Утром люди узнавали о ночных событиях. Они смотрели на растерзанные дома, на дико растерзанное существование человека, содрогаясь от омерзения перед имевшим здесь место актом. А вечером процедура вступала в свои права.

Иногда в бомбоубежище тянулись тихие, пустые часы. Тогда казалось, что почему-то это уже невозможно, что больше уже не будет. Потом вдруг возникал круглый звук вместе с глубоким содроганием земли.

Собственно, это был именно удар, круглый и тянущий вверх. Но вместе с тем он всегда казался звуком. Люди в подвале подымали головы, чтобы взглянуть друг на друга. «Положил», – говорил кто-нибудь. Мужчины вяло обсуждали – где и какого веса.

Навсегда памятное переживание опрокинутого времени.
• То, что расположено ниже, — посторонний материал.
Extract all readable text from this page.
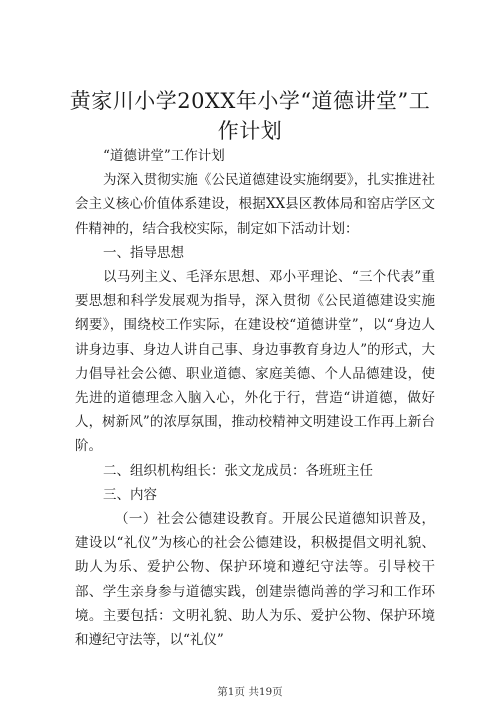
黄家川小学20XX年小学“道德讲堂”工作计划

“道德讲堂”工作计划

为深入贯彻实施《公民道德建设实施纲要》，扎实推进社会主义核心价值体系建设，根据XX县区教体局和窑店学区文件精神的，结合我校实际，制定如下活动计划：

一、指导思想

以马列主义、毛泽东思想、邓小平理论、“三个代表”重要思想和科学发展观为指导，深入贯彻《公民道德建设实施纲要》，围绕校工作实际，在建设校“道德讲堂”，以“身边人讲身边事、身边人讲自己事、身边事教育身边人”的形式，大力倡导社会公德、职业道德、家庭美德、个人品德建设，使先进的道德理念入脑入心，外化于行，营造“讲道德，做好人，树新风”的浓厚氛围，推动校精神文明建设工作再上新台阶。

二、组织机构组长：张文龙成员：各班班主任

三、内容

（一）社会公德建设教育。开展公民道德知识普及，建设以“礼仪”为核心的社会公德建设，积极提倡文明礼貌、助人为乐、爱护公物、保护环境和遵纪守法等。引导校干部、学生亲身参与道德实践，创建崇德尚善的学习和工作环境。主要包括：文明礼貌、助人为乐、爱护公物、保护环境和遵纪守法等，以“礼仪”

第1页 共19页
Неуследимо короткое настоящее, которое для сидящих здесь стало прошлым, прежде чем страхом дошло до сознания; а там для кого-то уже заполнилось огромным, ужасным содержанием, уже стало концом всего или началом долгой муки.

Гипертрофированный обед, ритуальное отсиживание в подвале. Предел несвободы и отрицания ценности человека. Не подвергнуться этому возможно было ценой прямого участия в войне.

Типовое отношение к бомбам, обстрелам, к смертельной опасности несколько раз изменялось, его изменяла судьба города, общегородская ситуация.

В блокадном Ленинграде мы видели всякое – меньше всего боязни. Люди невнимательно слушали свист пролетавших над головой снарядов. Заведомо ждать снаряда, конечно, гораздо труднее; но все знали – полет его слышит тот, в кого на этот раз не попало.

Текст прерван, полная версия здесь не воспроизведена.